Salomón de la Selva (March 20, 1893 – February 5, 1959) was a Nicaraguan poet and honorary member of the Mexican Academy of Language.

==Biography==
Salomón de la Selva was born on March 20, 1893, in León, Nicaragua, son of Salomón Selva Glenton and Evangelina Escoto Baca and the oldest of nine children. In 1906 at the age of twelve, he is offered a scholarship by the government of José Santos Zelaya to study in the United States. Salomón de la Selva first took up his secondary studies at the Newton Collegiate Institution in Newton, New Jersey and later at Westerleigh Collegiate Institute in Staten Island, New York, studying in the United States until 1910. To cover costs, de la Selva found himself selling newspapers and shoeshining in Central Park in New York City. After his father's passing on February 2, 1910, Salomón de la Selva returns to Nicaragua and begins studying law at Universidad de León. The history of his pursuits in higher education is unclear, but there are records of de la Selva having taken classes at Cornell University and Columbia University between 1913 and 1915. Around this time he worked for the Spanish-language weekly Las Novedades. He received the title of bachelor in science and letters from the University of Leon in León, Nicaragua. He was later employed at Williams College in Williamstown, Massachusetts, from 1916 to 1917 as a romance language instructor in Spanish and in French.

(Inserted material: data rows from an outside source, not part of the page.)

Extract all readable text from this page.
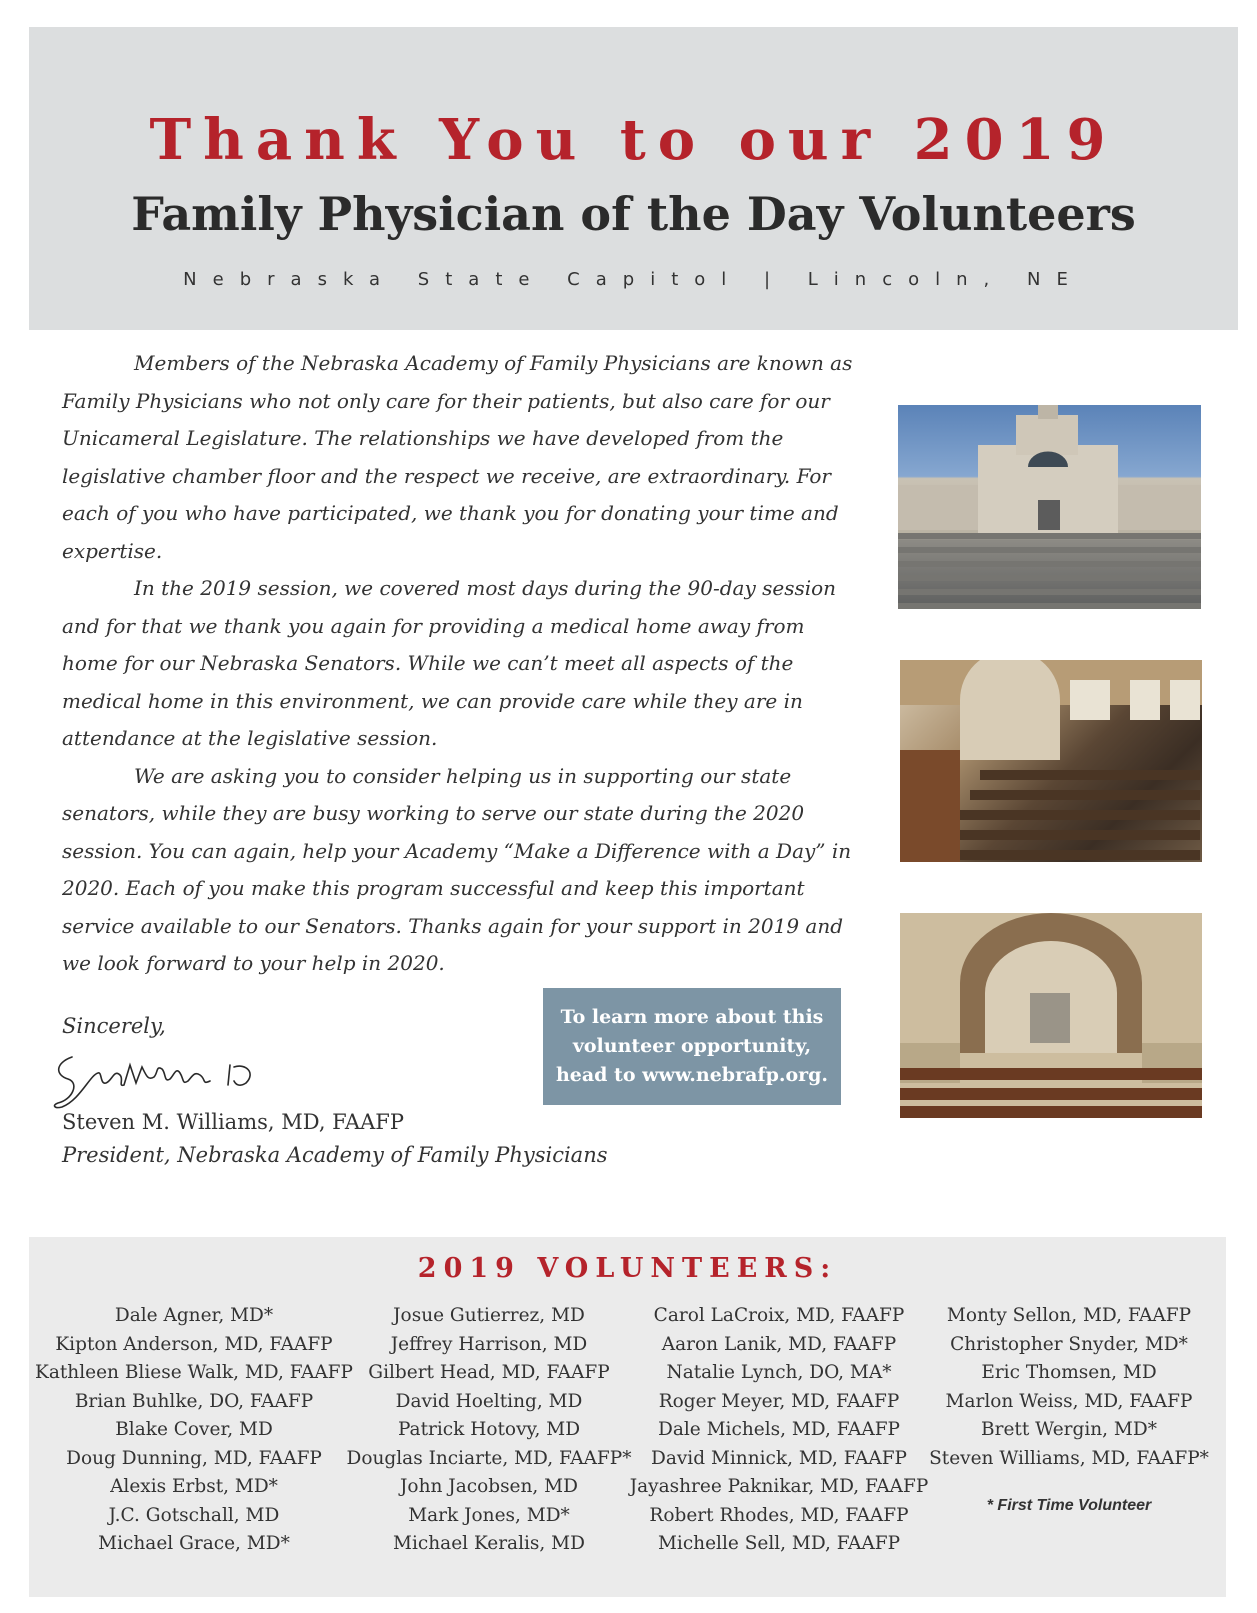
Thank You to our 2019
Family Physician of the Day Volunteers
Nebraska State Capitol | Lincoln, NE

Members of the Nebraska Academy of Family Physicians are known as Family Physicians who not only care for their patients, but also care for our Unicameral Legislature. The relationships we have developed from the legislative chamber floor and the respect we receive, are extraordinary. For each of you who have participated, we thank you for donating your time and expertise.

In the 2019 session, we covered most days during the 90-day session and for that we thank you again for providing a medical home away from home for our Nebraska Senators. While we can’t meet all aspects of the medical home in this environment, we can provide care while they are in attendance at the legislative session.

We are asking you to consider helping us in supporting our state senators, while they are busy working to serve our state during the 2020 session. You can again, help your Academy “Make a Difference with a Day” in 2020. Each of you make this program successful and keep this important service available to our Senators. Thanks again for your support in 2019 and we look forward to your help in 2020.

To learn more about this volunteer opportunity, head to www.nebrafp.org.
Sincerely,
Steven M. Williams, MD, FAAFP
President, Nebraska Academy of Family Physicians
2019 VOLUNTEERS:
Dale Agner, MD*
Kipton Anderson, MD, FAAFP
Kathleen Bliese Walk, MD, FAAFP
Brian Buhlke, DO, FAAFP
Blake Cover, MD
Doug Dunning, MD, FAAFP
Alexis Erbst, MD*
J.C. Gotschall, MD
Michael Grace, MD*
Josue Gutierrez, MD
Jeffrey Harrison, MD
Gilbert Head, MD, FAAFP
David Hoelting, MD
Patrick Hotovy, MD
Douglas Inciarte, MD, FAAFP*
John Jacobsen, MD
Mark Jones, MD*
Michael Keralis, MD
Carol LaCroix, MD, FAAFP
Aaron Lanik, MD, FAAFP
Natalie Lynch, DO, MA*
Roger Meyer, MD, FAAFP
Dale Michels, MD, FAAFP
David Minnick, MD, FAAFP
Jayashree Paknikar, MD, FAAFP
Robert Rhodes, MD, FAAFP
Michelle Sell, MD, FAAFP
Monty Sellon, MD, FAAFP
Christopher Snyder, MD*
Eric Thomsen, MD
Marlon Weiss, MD, FAAFP
Brett Wergin, MD*
Steven Williams, MD, FAAFP*
* First Time Volunteer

By winter 1914-15 he met Rubén Darío in New York City and accompanied him to a conference offered at Columbia University on February 4, 1915. In New York, 1918, he published his first book of poetry: Tropical Town and Other Poems which was written in English. He frequented the literary circles of young New York poets with figures such as Stephen Vincent Benét and Edna St. Vincent Millay with whom it was said he had a love affair. From 1917 to 1918, de la Selva served as a soldier in World War I serving the British forces, enlisting in the U.S. army on June 5, 1917. He was able to draw from his experiences on the battlefield to inspire future works, specifically El soldado desconocido (The Unknown Soldier), written in Spanish and illustrated by Diego Rivera, which was published in Mexico in 1922. Around this time in 1922 he was also romantically involved with American author Katherine Anne Porter. He associated himself with the American labour movement and became secretary to labor union leader Samuel Gompers.

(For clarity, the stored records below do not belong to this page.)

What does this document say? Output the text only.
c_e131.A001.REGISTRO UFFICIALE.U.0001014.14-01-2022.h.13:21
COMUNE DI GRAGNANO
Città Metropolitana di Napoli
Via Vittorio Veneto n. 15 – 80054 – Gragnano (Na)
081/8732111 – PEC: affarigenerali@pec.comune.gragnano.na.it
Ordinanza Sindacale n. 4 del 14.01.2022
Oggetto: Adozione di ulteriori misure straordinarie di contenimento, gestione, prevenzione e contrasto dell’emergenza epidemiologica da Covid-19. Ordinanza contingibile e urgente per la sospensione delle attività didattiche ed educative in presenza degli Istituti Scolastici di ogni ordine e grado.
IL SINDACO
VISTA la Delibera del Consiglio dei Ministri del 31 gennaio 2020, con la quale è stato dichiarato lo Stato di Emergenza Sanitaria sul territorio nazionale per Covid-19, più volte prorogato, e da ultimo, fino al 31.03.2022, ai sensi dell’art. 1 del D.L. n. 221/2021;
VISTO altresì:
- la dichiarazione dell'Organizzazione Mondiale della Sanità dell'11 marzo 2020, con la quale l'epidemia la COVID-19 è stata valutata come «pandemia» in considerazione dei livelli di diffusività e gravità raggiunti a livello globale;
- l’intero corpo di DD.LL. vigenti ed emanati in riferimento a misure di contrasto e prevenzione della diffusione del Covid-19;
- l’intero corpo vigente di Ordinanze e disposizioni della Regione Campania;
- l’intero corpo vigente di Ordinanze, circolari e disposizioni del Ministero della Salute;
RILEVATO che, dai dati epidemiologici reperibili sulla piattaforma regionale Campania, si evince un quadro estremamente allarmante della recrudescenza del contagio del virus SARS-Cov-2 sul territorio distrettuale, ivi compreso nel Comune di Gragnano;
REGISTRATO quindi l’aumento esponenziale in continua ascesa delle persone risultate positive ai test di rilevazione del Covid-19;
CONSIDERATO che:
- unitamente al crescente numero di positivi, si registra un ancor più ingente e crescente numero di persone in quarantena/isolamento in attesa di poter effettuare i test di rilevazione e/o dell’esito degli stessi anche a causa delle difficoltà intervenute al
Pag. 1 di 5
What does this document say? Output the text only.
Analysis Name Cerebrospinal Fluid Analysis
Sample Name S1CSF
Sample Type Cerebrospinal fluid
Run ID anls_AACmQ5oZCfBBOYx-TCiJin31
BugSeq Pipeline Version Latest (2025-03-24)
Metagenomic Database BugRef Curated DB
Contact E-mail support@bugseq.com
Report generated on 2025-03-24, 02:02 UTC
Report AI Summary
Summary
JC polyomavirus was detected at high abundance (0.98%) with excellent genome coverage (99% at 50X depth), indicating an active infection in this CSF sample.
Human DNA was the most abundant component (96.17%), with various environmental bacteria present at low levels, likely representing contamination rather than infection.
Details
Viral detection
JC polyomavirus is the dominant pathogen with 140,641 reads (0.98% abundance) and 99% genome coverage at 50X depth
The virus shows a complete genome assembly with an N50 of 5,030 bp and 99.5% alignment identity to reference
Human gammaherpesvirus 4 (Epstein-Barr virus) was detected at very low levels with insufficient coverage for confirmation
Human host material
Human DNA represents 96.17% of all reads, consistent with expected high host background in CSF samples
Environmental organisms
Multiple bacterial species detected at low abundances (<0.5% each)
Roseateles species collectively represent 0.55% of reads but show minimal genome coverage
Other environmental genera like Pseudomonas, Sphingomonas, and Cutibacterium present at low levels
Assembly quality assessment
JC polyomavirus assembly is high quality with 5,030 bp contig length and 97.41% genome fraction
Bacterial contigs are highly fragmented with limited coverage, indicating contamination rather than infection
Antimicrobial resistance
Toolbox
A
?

Between 1925 and 1929 he lived in Nicaragua and dedicated himself to the local syndicalism activism of laborioust tendency. He urged the affiliation of the Nicaraguan Worker's Federation (Federación Obrera Nicaragüense) to the Panamerican Worker's Central (Central Obrera Panamericana), which was affiliated to the American Federation of Labor. In this time, he married Carmela Castrillo and had two children, Carmelita de la Selva Castrillo (1925–1931) and Salomón de la Selva Castrillo (1927). His daughter Carmelita was born whilst de la Selva served as the director of newspaper Nicaragua Libre of the Nicaraguan Patriotic League and perished in the earthquake which shook Managua on March 31, 1931. By 1930 he had published articles supporting Augusto César Sandino published in San José, Costa Rica through different media such as the Diario de Costa Rica and Repertorio Americano of Joaquín García Monge. and in 1935 he moved to Mexico City, where he was able to influence Mexican politics; along with his brother Rogelio de la Selva, he was advisor to President Miguel Alemán Valdés. In 1933, a son of de la Selva's, Juan, is born in Panama to actress Betty Schroeder. Whilst in France, as a Nicaraguan ambassador for the Government of President Luis Anastasio Somoza, he died on February 5, 1959, in Paris.

==Works==

===Poetry===
- Tropical Town and Other Poems (1918)
- A Song For Wall Street (1918)
- A Soldier Sings (1919)
- El soldado desconocido (1922)
- Evocación de Horacio, Canto a Mérida de Yucatán en la celebración de sus Juegos Florales (1947)
- La ilustre familia (195)
- Canto a la Independencia de México (1955)
- Evocación de Píndaro (1957)
- Acolmixtli Netzahualcóyotl (1958)

===Novels===
- La guerra de Sandino o el pueblo desnudo, written in 1935, posthumously published in 1985.